A new world first Centre for Research Excellence in Prostate Cancer Survivorship, based in Queensland, is just one of the beneficiaries of new funding from the prestigious National Health and Medical Research Council (NHMRC).
Professor Suzanne Chambers and Professor Paul Scuffham from Griffith University’s Menzies Health Institute Queensland (MHIQ) were awarded $2,498,842.20 for their project titled “Centre for Research Excellence in Prostate Cancer Survivorship.”
The nation’s top prostate cancer experts will lead the multi-disciplinary survivorship centre, the first of its kind in the world.
Every hour at least 10 Australian men are diagnosed with the disease and around 200,000 Australian men are living with prostate cancer today.
Professor Suzanne Chambers, MHIQ Director and Menzies Foundation Professor of Allied Health Research, said Australia’s leaders in prostate cancer survivorship would work closely to benefit the community.
“The Centre for Research Excellence will translate research into action across four main themes for the benefit of men diagnosed,” Professor Chambers said.
Cost of prostate cancer examined
“We will examine psychosocial and psychosexual health, exercise medicine, the economic cost of prostate cancer and geographic inequalities in prostate cancer outcomes.”
In total, Griffith has received $2,817,610 in the latest round of funding from the National Health and Medical Research Council (NHMRC) with Dr Haitham Tuffaha, also from MHIQ, awarded $318,768 for his project titled “Improving patient access to novel cancer drugs in Australia: striking the balance”.
Federal Minister for Health, The Honourable Sussan Ley MP, announced the funding today as part of 320 new health and medical research projects, which shared in $190 million in NHRMC funding.
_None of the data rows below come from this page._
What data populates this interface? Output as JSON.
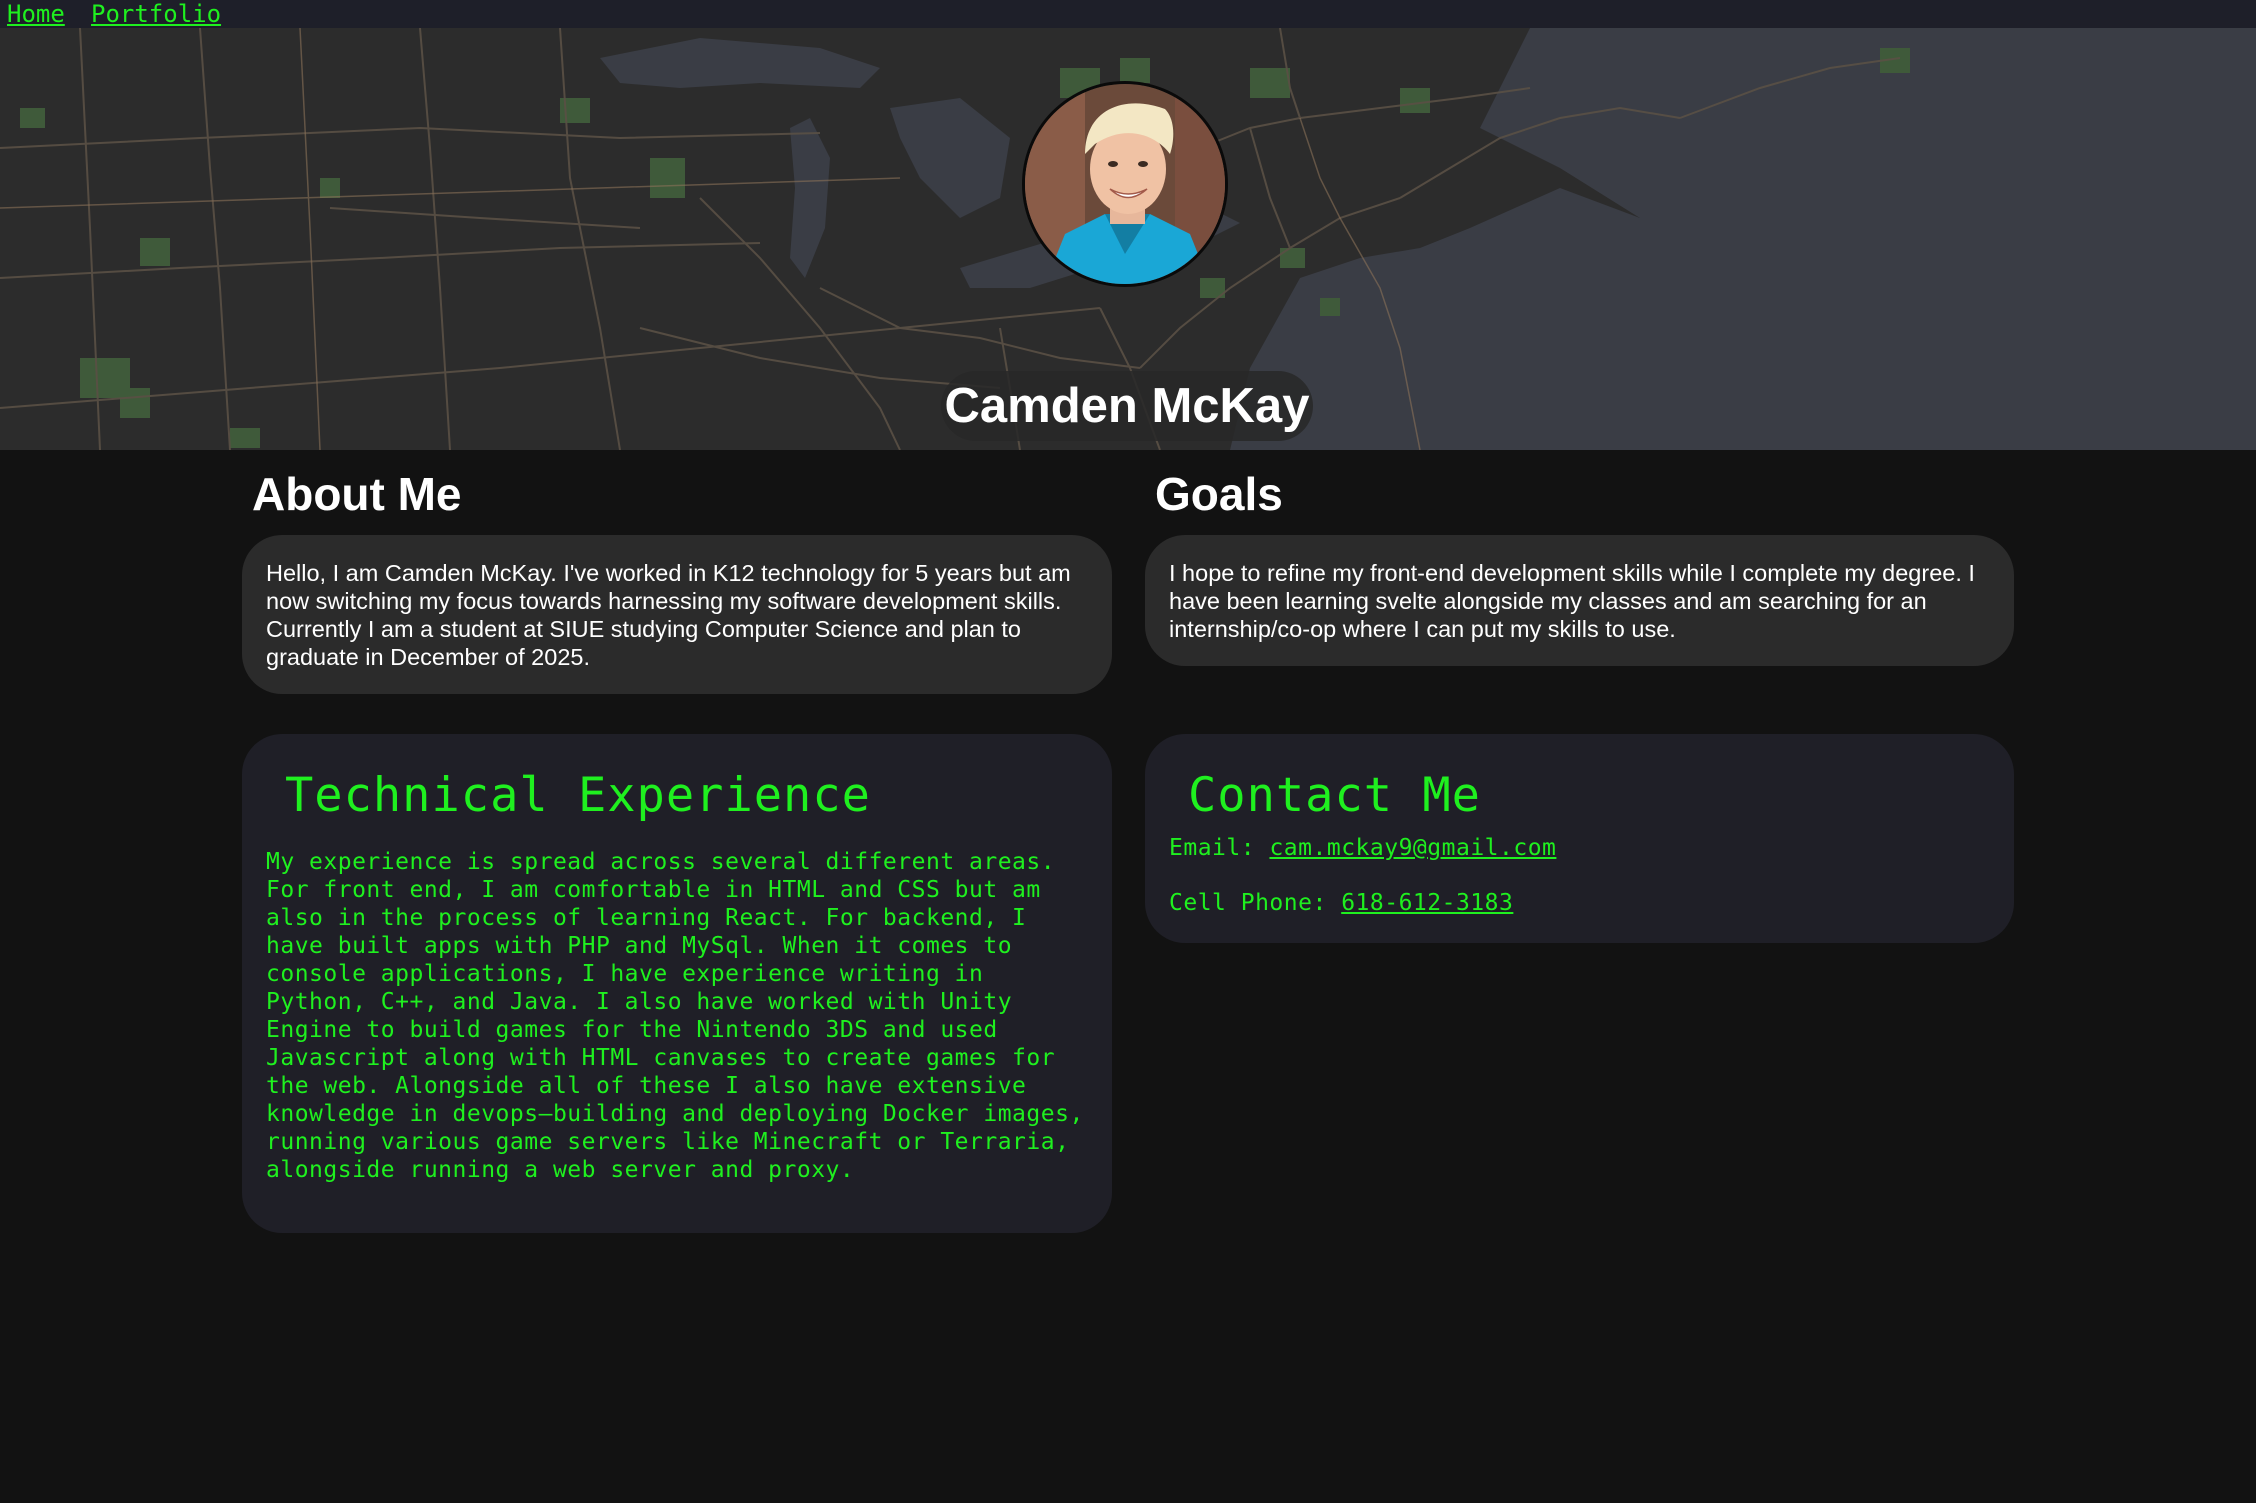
{
  "nav": {
    "home_label": "Home",
    "portfolio_label": "Portfolio"
  },
  "hero": {
    "name": "Camden McKay",
    "background": "map"
  },
  "about": {
    "heading": "About Me",
    "text": "Hello, I am Camden McKay. I've worked in K12 technology for 5 years but am now switching my focus towards harnessing my software development skills. Currently I am a student at SIUE studying Computer Science and plan to graduate in December of 2025."
  },
  "goals": {
    "heading": "Goals",
    "text": "I hope to refine my front-end development skills while I complete my degree. I have been learning svelte alongside my classes and am searching for an internship/co-op where I can put my skills to use."
  },
  "technical": {
    "heading": "Technical Experience",
    "text": "My experience is spread across several different areas. For front end, I am comfortable in HTML and CSS but am also in the process of learning React. For backend, I have built apps with PHP and MySql. When it comes to console applications, I have experience writing in Python, C++, and Java. I also have worked with Unity Engine to build games for the Nintendo 3DS and used Javascript along with HTML canvases to create games for the web. Alongside all of these I also have extensive knowledge in devops—building and deploying Docker images, running various game servers like Minecraft or Terraria, alongside running a web server and proxy."
  },
  "contact": {
    "heading": "Contact Me",
    "email_label": "Email:",
    "email_value": "cam.mckay9@gmail.com",
    "phone_label": "Cell Phone:",
    "phone_value": "618-612-3183"
  },
  "colors": {
    "accent_green": "#1ff01f",
    "page_background": "#121212",
    "nav_background": "#1e1f29",
    "card_light": "#2b2b2b",
    "card_dark": "#1f1f27"
  }
}
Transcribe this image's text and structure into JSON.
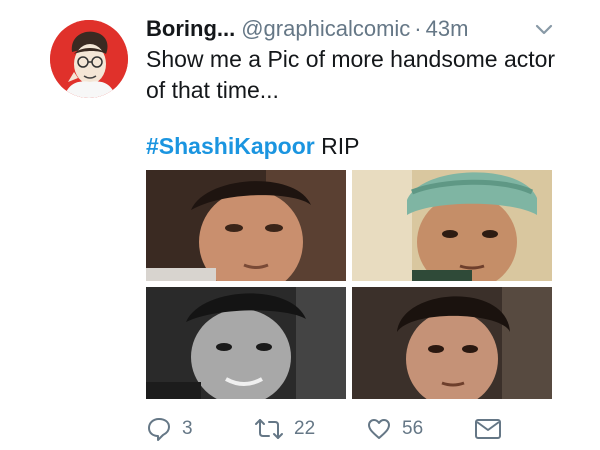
{
  "tweet": {
    "display_name": "Boring...",
    "handle": "@graphicalcomic",
    "separator": "·",
    "time": "43m",
    "text": "Show me a Pic of more handsome actor of that time...",
    "hashtag": "#ShashiKapoor",
    "after_hashtag": " RIP"
  },
  "icons": {
    "avatar": "cartoon-face-avatar",
    "menu": "chevron-down-icon",
    "reply": "reply-icon",
    "retweet": "retweet-icon",
    "like": "heart-icon",
    "dm": "envelope-icon"
  },
  "actions": {
    "reply_count": "3",
    "retweet_count": "22",
    "like_count": "56"
  },
  "colors": {
    "text": "#14171a",
    "muted": "#657786",
    "link": "#1b95e0",
    "avatar_bg": "#e0312b"
  }
}
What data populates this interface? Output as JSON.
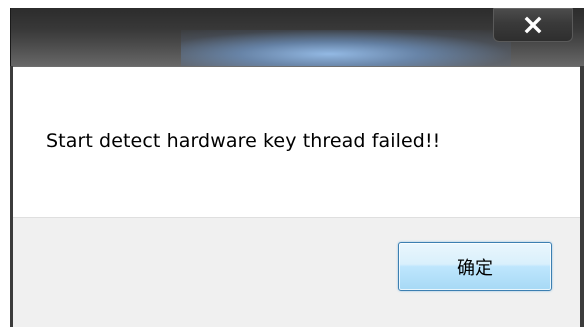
{
  "dialog": {
    "message": "Start detect hardware key thread failed!!",
    "ok_label": "确定",
    "close_label": "x"
  },
  "icons": {
    "close": "close-icon"
  },
  "colors": {
    "titlebar": "#383838",
    "content_background": "#ffffff",
    "footer_background": "#f0f0f0",
    "button_border": "#3c7fb1",
    "button_fill": "#bee6fd"
  }
}
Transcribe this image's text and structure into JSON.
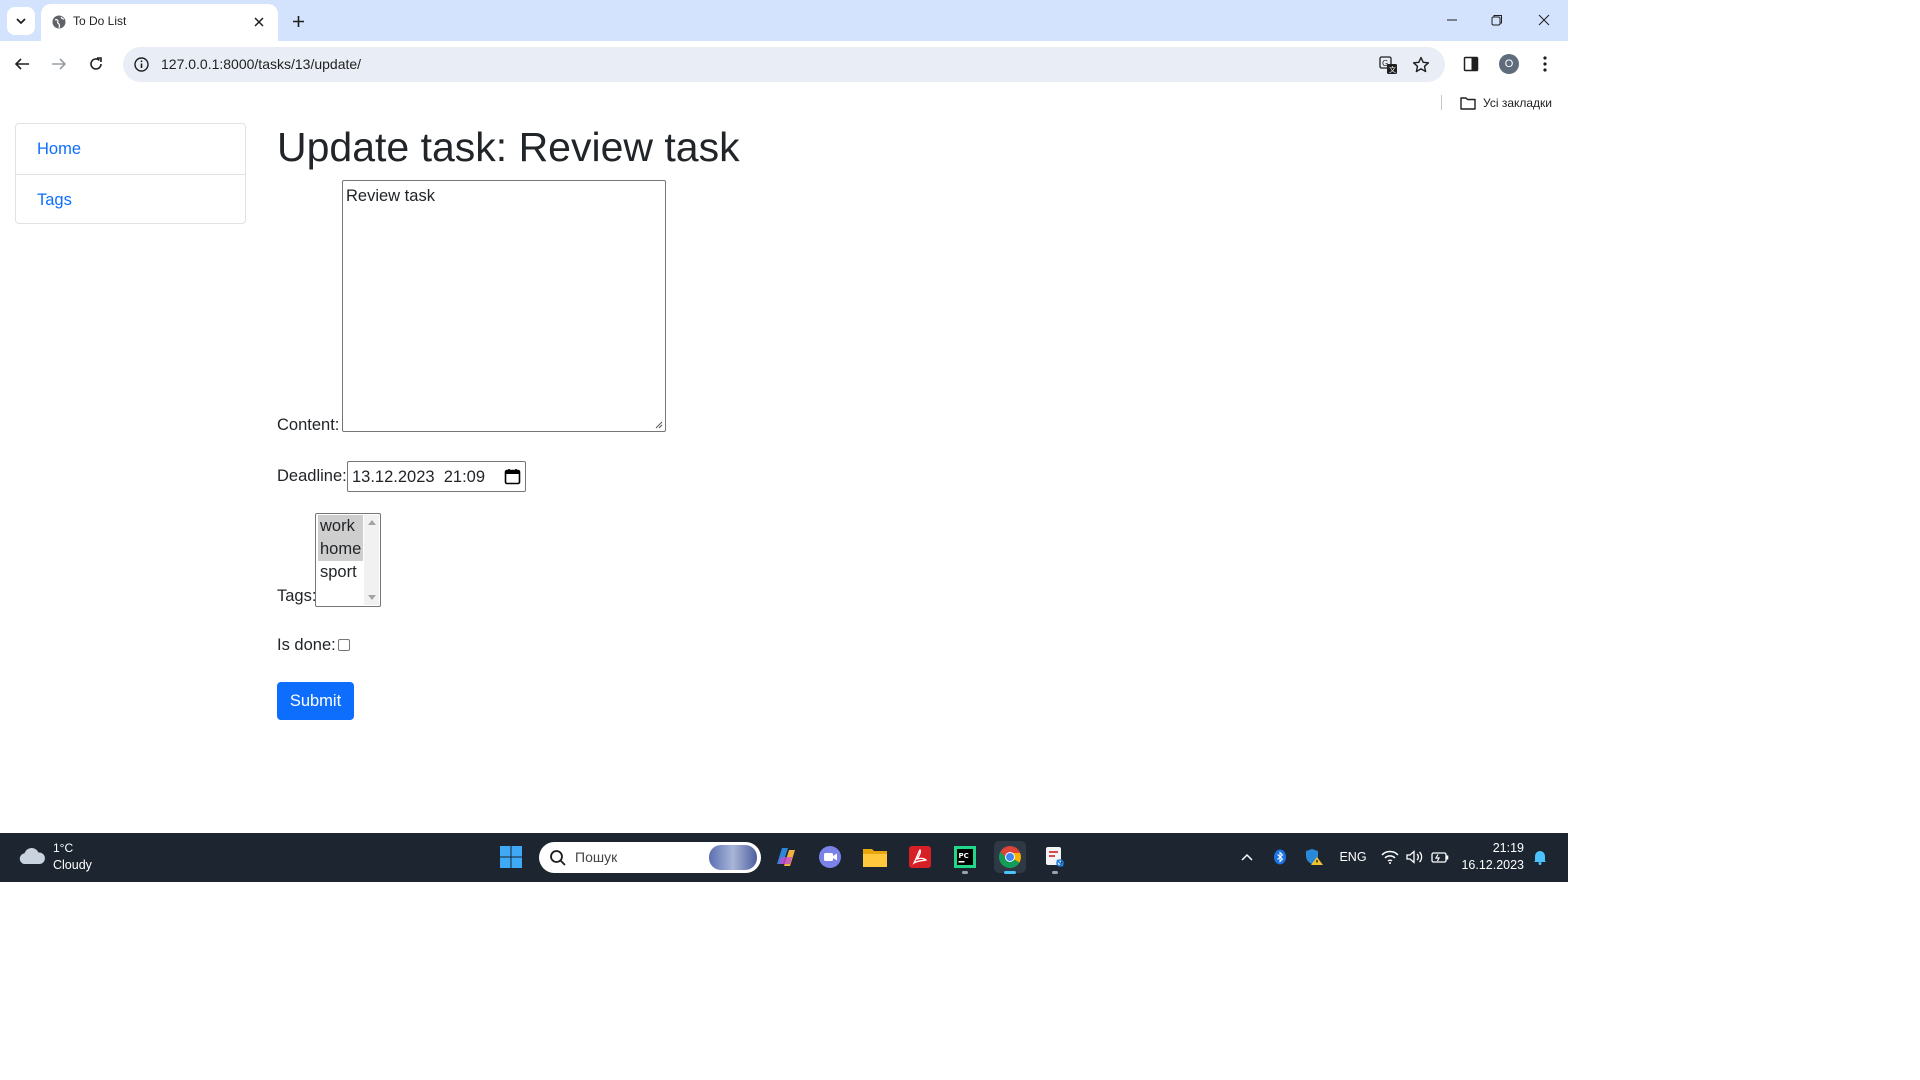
{
  "browser": {
    "tab_title": "To Do List",
    "url": "127.0.0.1:8000/tasks/13/update/",
    "profile_initial": "O",
    "bookmarks_all_label": "Усі закладки"
  },
  "sidebar": {
    "items": [
      {
        "label": "Home"
      },
      {
        "label": "Tags"
      }
    ]
  },
  "page": {
    "title": "Update task: Review task"
  },
  "form": {
    "content_label": "Content:",
    "content_value": "Review task",
    "deadline_label": "Deadline:",
    "deadline_value": "13.12.2023  21:09",
    "tags_label": "Tags:",
    "tags_options": [
      {
        "label": "work",
        "selected": true
      },
      {
        "label": "home",
        "selected": true
      },
      {
        "label": "sport",
        "selected": false
      }
    ],
    "is_done_label": "Is done:",
    "is_done_checked": false,
    "submit_label": "Submit"
  },
  "taskbar": {
    "weather_temp": "1°C",
    "weather_desc": "Cloudy",
    "search_placeholder": "Пошук",
    "language": "ENG",
    "time": "21:19",
    "date": "16.12.2023"
  },
  "colors": {
    "accent": "#0d6efd",
    "tabstrip": "#d3e3fd",
    "taskbar": "#1c2530"
  }
}
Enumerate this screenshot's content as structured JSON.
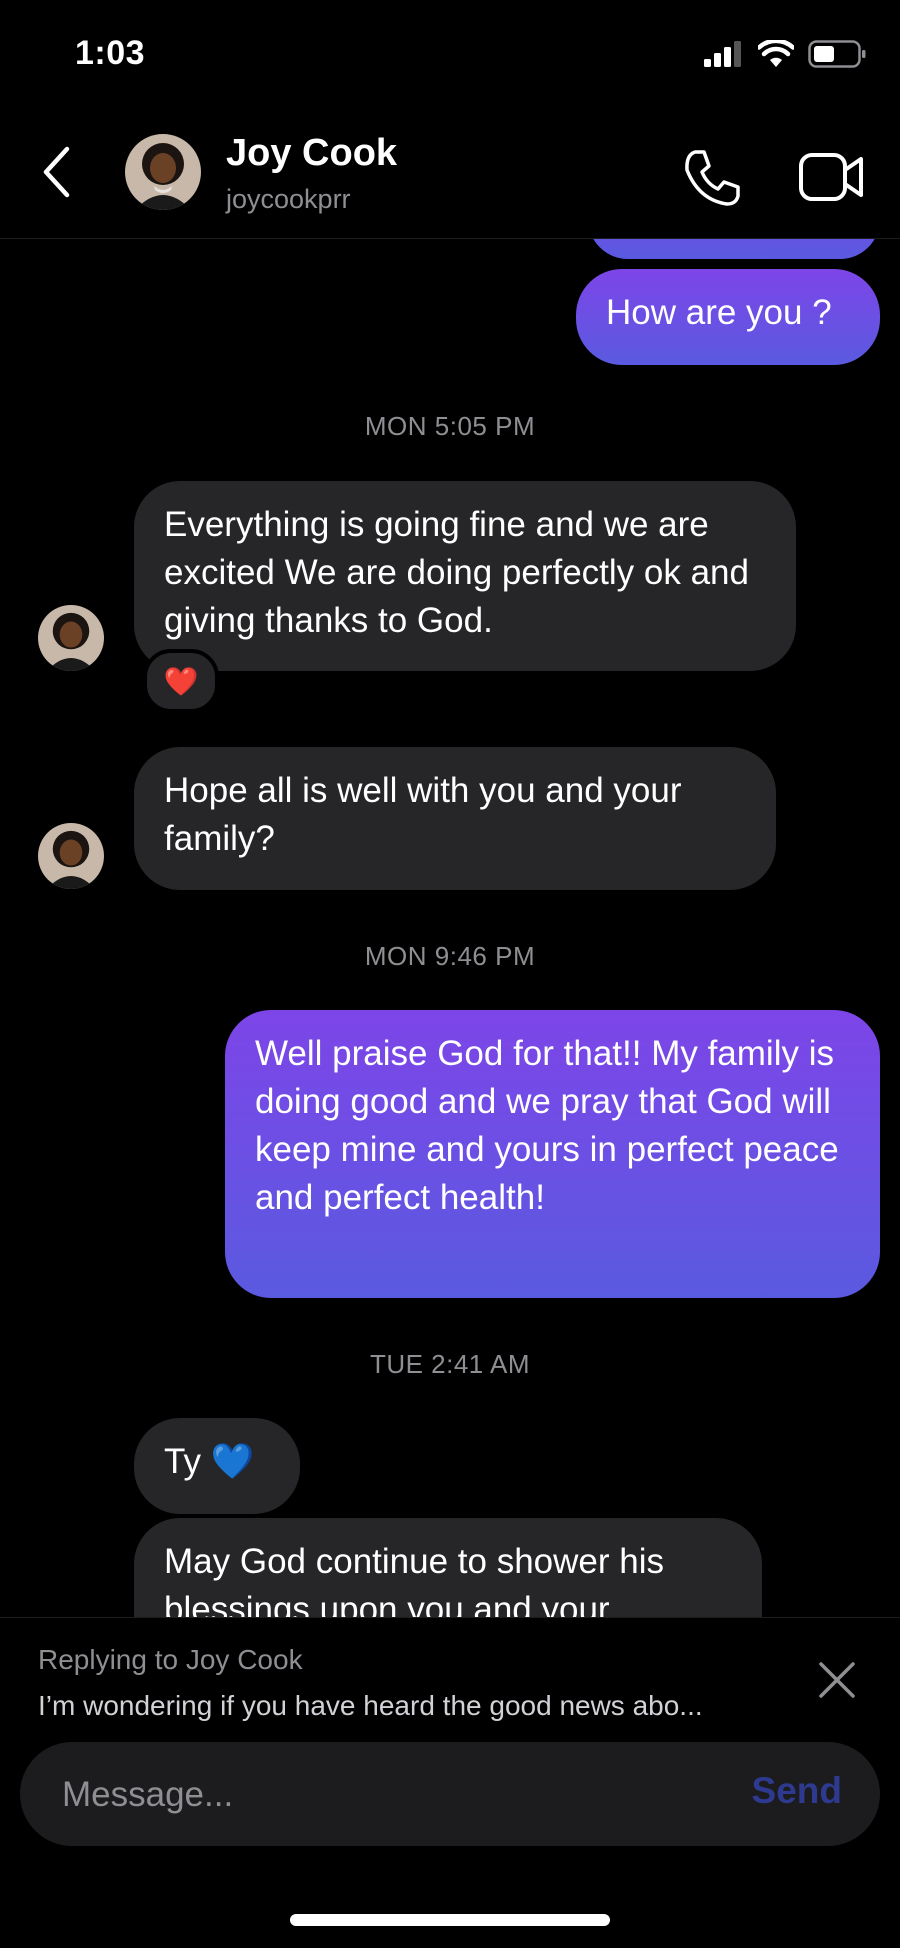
{
  "status_bar": {
    "time": "1:03"
  },
  "header": {
    "contact_name": "Joy Cook",
    "contact_handle": "joycookprr"
  },
  "messages": [
    {
      "text": "How are you ?"
    },
    {
      "timestamp": "MON 5:05 PM"
    },
    {
      "text": "Everything is going fine and we are excited We are doing perfectly ok and giving thanks to God.",
      "reaction": "❤️"
    },
    {
      "text": "Hope all is well with you and your family?"
    },
    {
      "timestamp": "MON 9:46 PM"
    },
    {
      "text": "Well praise God for that!! My family is doing good and we pray that God will keep mine and yours in perfect peace and perfect health!"
    },
    {
      "timestamp": "TUE 2:41 AM"
    },
    {
      "text": "Ty 💙"
    },
    {
      "text": "May God continue to shower his blessings upon you and your"
    }
  ],
  "reply": {
    "label": "Replying to Joy Cook",
    "preview": "I’m wondering if you have heard the good news abo..."
  },
  "composer": {
    "placeholder": "Message...",
    "send_label": "Send"
  },
  "colors": {
    "outgoing_top": "#7d45e8",
    "outgoing_bottom": "#5a5ae0",
    "incoming": "#262628",
    "send_disabled": "#2e3a8f"
  }
}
Professor David Ellwood from MHIQ was also successful in receiving NHMRC funding as part of a team led through the University of Queensland. The total amount funded is $2,496,348, which has been awarded for the project titled “Centre for Research Excellence in Stillbirth”.
Senior Deputy Vice Chancellor, Professor Ned Pankhurst offered his warmest congratulations to the academic staff and their colleagues at other institutions who have achieved this tremendous success and to the many other staff within academic elements and central administration who have provided support during the busy grant round.